Ele nasceu em 1033, na Aosta, região próxima de Turim, na Itália, nas fronteiras da França e da Suíça. De família rica, cedo sentiu-se atraído pela vida religiosa, mas como São Tomás, enfrentou a oposição familiar. Aos 23 anos, depois da morte da mãe, decide sair numa viagem sem rumo pela Europa, acompanhado apenas de um servo, e aos 27 anos, ingressa no mosteiro beneditino de Bec. Sua ascensão na hierarquia monástica é rápida: em 1063, torna-se prior, e, quinze anos depois, em 1079, abade do mosteiro, onde escreverá a maior parte de suas obras e ganhará fama como teólogo, administrador e homem santo.


Tais qualidades acabarão por obrigá-lo a abandonar a contragosto a vida monástica em 1093, para se tornar arcebispo de Cantuária e primaz da Inglaterra, com a tarefa de enfrentar ninguém menos que o rei inglês William (Guilherme) II, o Conquistador, e seu sucessor, Henrique I, na espinhosa questão das investiduras. Serão os últimos anos de Santo Anselmo, que jamais voltará a Bec e morrerá em 1109. Mas o seu legado conseguiu adiar por quase quinhentos anos o rompimento da igreja inglesa com Roma.
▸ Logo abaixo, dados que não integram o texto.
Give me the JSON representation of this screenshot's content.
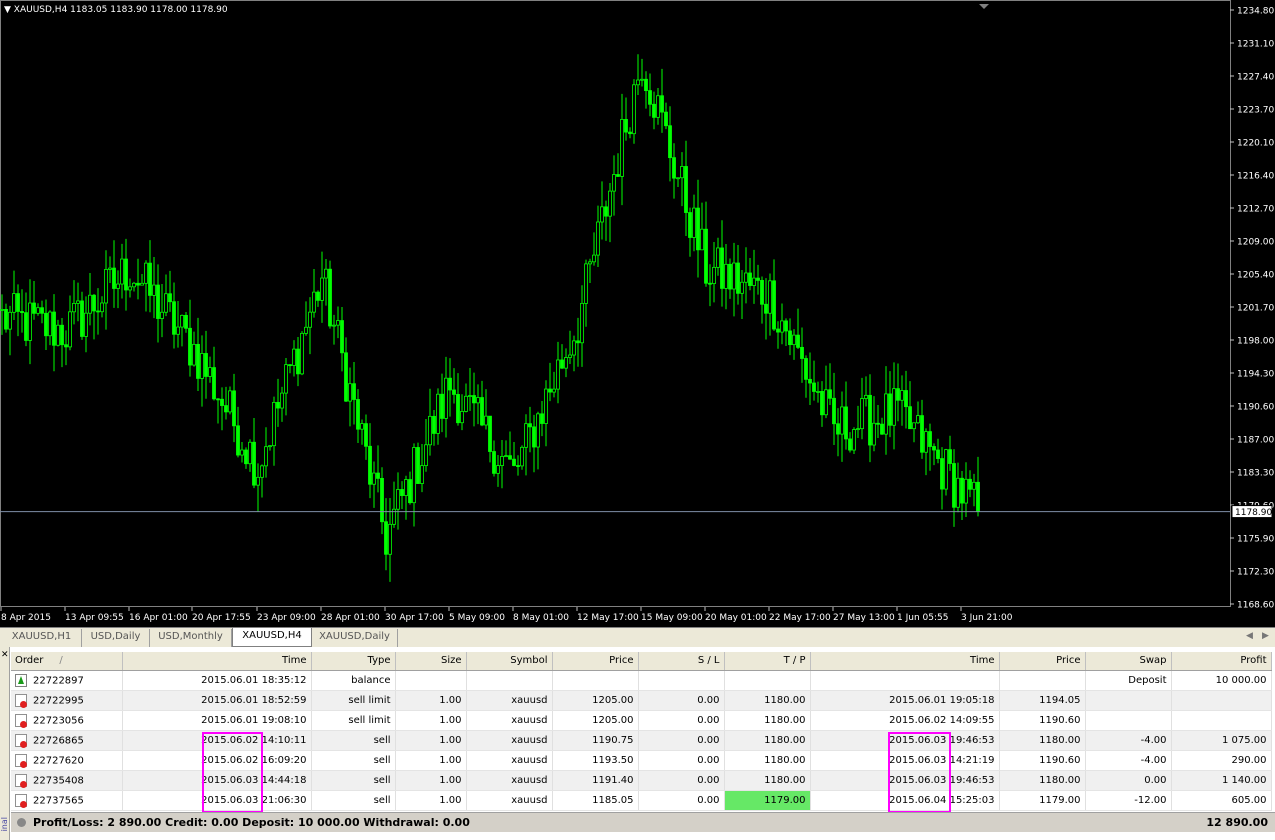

Reparem que Santo Anselmo nasce em 1033 e morre em 1109. É, portanto, um homem do século 11, que 1) nasceu sob o clima do que acredito poder chamar de “pós-milenarismo”, 2) presenciou o Cisma do Oriente, em 1054, 3) a conquista normanda da Inglaterra, em 1066, e 4) enfrentou pessoalmente a questão das investiduras, que confrontava diretamente o poder de Roma. Além disso, como abade de Bec, lutou para manter a autonomia do mosteiro em relação às autoridades eclesiásticas e seculares.

O que chamei de pós-milenarismo é a atmosfera que suponho tenha se criado na Europa cristã depois da passagem do milênio. Havia uma expectativa de que a virada do milênio traria o fim do mundo. Como nada aconteceu, o argumento cético deve ter se reforçado enormemente. Por outro lado, os apocalípticos devem ter buscado amparo em argumento como erros de cálculo, de interpretação, etc.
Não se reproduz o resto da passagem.